Just to clarify, that picture is circles and lines drawn using integer Bressenham, the whole thing drawn and plotted ina fraction of a second.
To calculate holes on a PCD Y= number of steps in a circle, X=number of holes.
Starting at 0,0 then incrementing X by 1 and using integer Bressenham to calculate dY will give the optimum number of steps to the next hole that minimises the accumulated error.
Here's the pseudocode version off Wiklipedia:
plotLine(x0,y0, x1,y1)
dx = x1 - x0
dy = y1 - y0
D = 2*dy - dx
y = y0
for x from x0 to x1
plot(x,y)
if D > 0
y = y + 1
D = D - 2*dx
end if
D = D + 2*dy
It uses only integers and no division so it can be implemented in integer BASIC, machine code, assembly language, C or anything else without the need of any special library or more than the most pedestrian of processors.
This case only plots in the octant where Y increases at the same rate or faster than X, which is what we want (always more steps than holes) so no extra logical tests or direction changes required.

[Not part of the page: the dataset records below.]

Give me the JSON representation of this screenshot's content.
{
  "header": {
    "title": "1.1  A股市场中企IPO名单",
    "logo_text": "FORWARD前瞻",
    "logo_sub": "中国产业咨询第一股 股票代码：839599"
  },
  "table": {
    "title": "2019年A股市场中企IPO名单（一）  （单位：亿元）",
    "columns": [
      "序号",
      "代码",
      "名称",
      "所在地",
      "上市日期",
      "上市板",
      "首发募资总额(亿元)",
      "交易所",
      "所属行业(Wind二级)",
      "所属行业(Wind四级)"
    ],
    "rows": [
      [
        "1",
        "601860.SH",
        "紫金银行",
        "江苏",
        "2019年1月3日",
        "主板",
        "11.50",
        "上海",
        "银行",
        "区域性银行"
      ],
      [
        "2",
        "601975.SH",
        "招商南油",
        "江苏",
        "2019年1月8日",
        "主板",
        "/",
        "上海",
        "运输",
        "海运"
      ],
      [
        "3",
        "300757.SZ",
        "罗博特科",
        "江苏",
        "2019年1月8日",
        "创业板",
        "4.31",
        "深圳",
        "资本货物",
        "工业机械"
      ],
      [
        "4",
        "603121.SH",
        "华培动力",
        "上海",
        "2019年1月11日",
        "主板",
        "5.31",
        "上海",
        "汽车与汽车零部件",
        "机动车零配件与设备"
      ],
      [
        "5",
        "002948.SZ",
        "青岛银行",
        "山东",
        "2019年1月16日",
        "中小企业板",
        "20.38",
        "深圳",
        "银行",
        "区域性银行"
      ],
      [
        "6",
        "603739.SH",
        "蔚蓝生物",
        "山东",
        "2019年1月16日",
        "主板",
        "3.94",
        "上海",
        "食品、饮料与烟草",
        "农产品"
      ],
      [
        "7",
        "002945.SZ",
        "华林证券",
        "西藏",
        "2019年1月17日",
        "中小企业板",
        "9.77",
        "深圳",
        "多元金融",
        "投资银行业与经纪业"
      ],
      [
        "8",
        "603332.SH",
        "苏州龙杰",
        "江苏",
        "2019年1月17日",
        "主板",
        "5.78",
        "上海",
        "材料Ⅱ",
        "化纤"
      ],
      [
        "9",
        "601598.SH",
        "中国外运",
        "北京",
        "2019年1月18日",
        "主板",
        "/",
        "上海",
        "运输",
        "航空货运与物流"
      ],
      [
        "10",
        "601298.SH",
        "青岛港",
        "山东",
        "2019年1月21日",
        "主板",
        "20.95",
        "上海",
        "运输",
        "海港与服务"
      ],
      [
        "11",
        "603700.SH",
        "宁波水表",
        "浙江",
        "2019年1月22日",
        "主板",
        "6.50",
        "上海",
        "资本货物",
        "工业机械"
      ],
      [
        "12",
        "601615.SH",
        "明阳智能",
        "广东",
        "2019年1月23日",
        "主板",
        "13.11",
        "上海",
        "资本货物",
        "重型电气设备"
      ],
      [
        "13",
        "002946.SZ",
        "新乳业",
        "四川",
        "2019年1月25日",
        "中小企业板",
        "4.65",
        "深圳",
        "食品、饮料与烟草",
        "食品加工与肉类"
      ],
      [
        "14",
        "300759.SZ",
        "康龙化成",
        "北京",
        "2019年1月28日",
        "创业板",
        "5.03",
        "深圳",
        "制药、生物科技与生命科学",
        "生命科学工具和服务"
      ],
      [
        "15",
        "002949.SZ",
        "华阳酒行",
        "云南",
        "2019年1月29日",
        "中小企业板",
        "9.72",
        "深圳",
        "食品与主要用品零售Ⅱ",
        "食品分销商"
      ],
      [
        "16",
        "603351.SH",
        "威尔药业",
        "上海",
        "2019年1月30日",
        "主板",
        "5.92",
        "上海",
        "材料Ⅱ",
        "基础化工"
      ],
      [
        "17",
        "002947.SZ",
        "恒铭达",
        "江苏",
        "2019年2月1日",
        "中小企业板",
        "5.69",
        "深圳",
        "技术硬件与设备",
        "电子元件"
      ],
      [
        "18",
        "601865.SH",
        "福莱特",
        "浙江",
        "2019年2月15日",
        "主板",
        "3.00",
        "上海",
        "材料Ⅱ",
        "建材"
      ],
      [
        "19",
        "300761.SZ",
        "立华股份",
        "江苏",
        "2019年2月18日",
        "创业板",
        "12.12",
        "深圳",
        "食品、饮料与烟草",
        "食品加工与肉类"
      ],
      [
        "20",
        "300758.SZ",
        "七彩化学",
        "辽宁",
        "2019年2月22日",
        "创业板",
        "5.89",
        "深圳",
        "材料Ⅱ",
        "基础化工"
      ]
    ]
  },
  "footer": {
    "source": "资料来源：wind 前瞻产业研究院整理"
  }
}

Not that in our special case we want to make the holes at the transitions so we step the dividing head each time we increment the variable Y, and instead of having 'plot X,Y' we replace it with a 'drill hole' command.
Neil
P.S. Duncan's algorithm requires you to calculate how many steps to move to each hole. That is calculated as (number of hole to drill) * (number of steps) / (total number of holes).
This requires division which is much slower, and you need work out (number of hole to drill) * (number of steps) then repeat the division every time to ensure the answer is correctly rounded (using integer artithmetic).